Based on the results, the XGBoost model shows slightly superior performance. Therefore, we will save the two XGBoost models in the `models/` folder.

In [9]:
heating_model_path = os.path.join(MODELS_DIR, 'xgb_heating_load_model.joblib')
cooling_model_path = os.path.join(MODELS_DIR, 'xgb_cooling_load_model.joblib')

joblib.dump(xgb_model_h, heating_model_path)
joblib.dump(xgb_model_c, cooling_model_path)

print(f"Model for Heating Load saved at: {heating_model_path}")
print(f"Model for Cooling Load saved at: {cooling_model_path}")

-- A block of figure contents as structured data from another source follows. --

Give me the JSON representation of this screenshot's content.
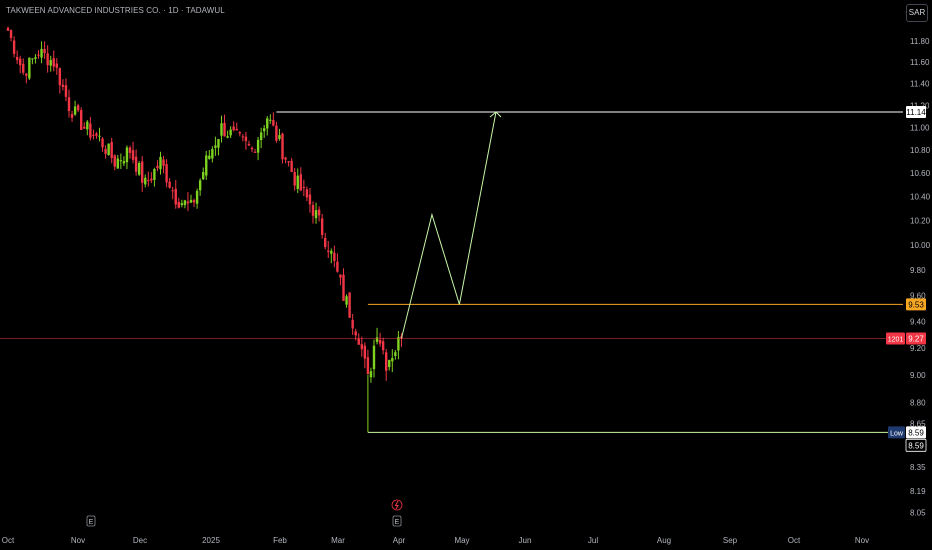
{
  "header": {
    "title": "TAKWEEN ADVANCED INDUSTRIES CO. · 1D · TADAWUL",
    "currency": "SAR"
  },
  "colors": {
    "background": "#000000",
    "up": "#7ed321",
    "down": "#f23645",
    "resistance": "#ffffff",
    "target": "#ffffff",
    "mid_level": "#f5a623",
    "support": "#c8f7a8",
    "projection": "#c8f7a8",
    "current": "#f23645",
    "axis_text": "#b2b5be",
    "low_badge": "#1e3a6e"
  },
  "chart_data": {
    "type": "candlestick",
    "title": "TAKWEEN ADVANCED INDUSTRIES CO. · 1D · TADAWUL",
    "ylabel": "SAR",
    "y_scale": "log",
    "ylim": [
      8.0,
      12.2
    ],
    "x_tick_labels": [
      "Oct",
      "Nov",
      "Dec",
      "2025",
      "Feb",
      "Mar",
      "Apr",
      "May",
      "Jun",
      "Jul",
      "Aug",
      "Sep",
      "Oct",
      "Nov"
    ],
    "y_tick_labels": [
      "11.80",
      "11.60",
      "11.40",
      "11.20",
      "11.00",
      "10.80",
      "10.60",
      "10.40",
      "10.20",
      "10.00",
      "9.80",
      "9.60",
      "9.40",
      "9.20",
      "9.00",
      "8.80",
      "8.65",
      "8.35",
      "8.19",
      "8.05"
    ],
    "y_ticks": [
      11.8,
      11.6,
      11.4,
      11.2,
      11.0,
      10.8,
      10.6,
      10.4,
      10.2,
      10.0,
      9.8,
      9.6,
      9.4,
      9.2,
      9.0,
      8.8,
      8.65,
      8.35,
      8.19,
      8.05
    ],
    "series_path": [
      [
        0,
        11.9
      ],
      [
        5,
        11.5
      ],
      [
        10,
        11.7
      ],
      [
        15,
        11.6
      ],
      [
        20,
        11.2
      ],
      [
        25,
        11.0
      ],
      [
        30,
        10.9
      ],
      [
        35,
        10.7
      ],
      [
        40,
        10.8
      ],
      [
        45,
        10.5
      ],
      [
        50,
        10.7
      ],
      [
        55,
        10.4
      ],
      [
        60,
        10.3
      ],
      [
        65,
        10.7
      ],
      [
        70,
        11.0
      ],
      [
        75,
        10.9
      ],
      [
        80,
        10.8
      ],
      [
        85,
        11.1
      ],
      [
        90,
        10.8
      ],
      [
        95,
        10.5
      ],
      [
        100,
        10.3
      ],
      [
        105,
        10.0
      ],
      [
        110,
        9.6
      ],
      [
        115,
        9.3
      ],
      [
        118,
        8.95
      ],
      [
        121,
        9.35
      ],
      [
        124,
        9.1
      ],
      [
        127,
        9.2
      ],
      [
        129,
        9.27
      ]
    ],
    "levels": [
      {
        "label": "11.14",
        "value": 11.14
      },
      {
        "label": "9.53",
        "value": 9.53
      },
      {
        "label": "9.27",
        "value": 9.27,
        "tag": "1201"
      },
      {
        "label": "8.59",
        "value": 8.59,
        "tag": "Low"
      }
    ],
    "projection": [
      [
        129,
        9.27
      ],
      [
        139,
        10.25
      ],
      [
        148,
        9.53
      ],
      [
        160,
        11.14
      ]
    ],
    "events": [
      {
        "label": "E",
        "day": 35
      },
      {
        "label": "E",
        "day": 126
      }
    ],
    "last_price": 9.27,
    "low": 8.59
  }
}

Model for Heating Load saved at: ../models/xgb_heating_load_model.joblib
Model for Cooling Load saved at: ../models/xgb_cooling_load_model.joblib


## 7. Conclusion

In this notebook, we have successfully trained and evaluated the RandomForest and XGBoost models.

The **XGBoost** model proved to be the slightly best performer for both tasks. The winning models have been saved and are ready to be used in the next steps of the MLOps cycle.